11 September 2015

Book Review: The Amber Spyglass: His Dark Materials Vol. III by Philip Pullman

Wow, what a book! If you want to read a book that would shatter your primitive Christian beliefs about life after death, then this is it.

See, you have to read the first two books in the trilogy. You cannot understand this book if you haven't read Volume 1, entitled Northern Lights, and Volume 2, The Subtle Knife. Both books set the stage for this third and last book, tackling issues about life after death, as well as the original sin.

Once again, I won't attempt at writing a synopsis here. I will just mess it up. Rather, I would want to talk more about the issues that this book tackles, as well as its plot.

First, let me talk about the latter.
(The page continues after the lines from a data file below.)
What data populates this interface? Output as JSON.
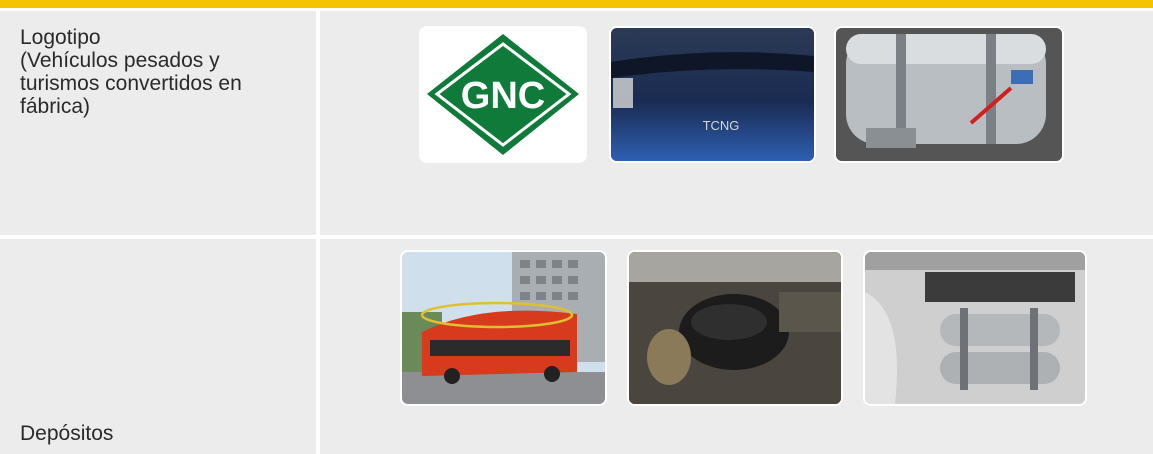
{
  "rows": [
    {
      "label_lines": [
        "Logotipo",
        "(Vehículos pesados y",
        "turismos convertidos en",
        "fábrica)"
      ],
      "images": [
        {
          "name": "gnc-logo",
          "text": "GNC"
        },
        {
          "name": "tcng-badge",
          "text": "TCNG"
        },
        {
          "name": "gnc-tank-close-up"
        }
      ]
    },
    {
      "label": "Depósitos",
      "images": [
        {
          "name": "bus-roof-tanks"
        },
        {
          "name": "underbody-tank"
        },
        {
          "name": "truck-side-tanks"
        }
      ]
    }
  ],
  "colors": {
    "accent": "#f5c400",
    "row_background": "#ececec",
    "logo_green": "#0f7a3a"
  }
}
This book has its narrative jumping between numerous worlds. Pullman uses the concept of the multiverse here, which builds upon the universes that were expanded in the first two books. In the first book, there was only one universe. In the second book, there were three. And in the third book, there were plenty. Once you get used to reading about jumping back and forth between universes, then the multiverse concept is easy to grasp.

I revisited my review of the second book, and noted that while travel was again a main component of the book, I wasn't annoyed by it, since one complaint I have about the fantasy genre is that travel seems to be always involved. Somehow, I find myself not liking that aspect in the third book. Travel definitely featured heavily again in this book, and I caught myself wondering silently why there has to be a lot of travel in fantasy. So maybe I was annoyed a little. I am not sure whether fantasy cannot exist without travel, and I do understand that the conflicts that occur in this book involve travel and battle, so perhaps it cannot be avoided, but still, I am waiting for someone to suggest a fantasy book that doesn't involve characters traveling a great deal.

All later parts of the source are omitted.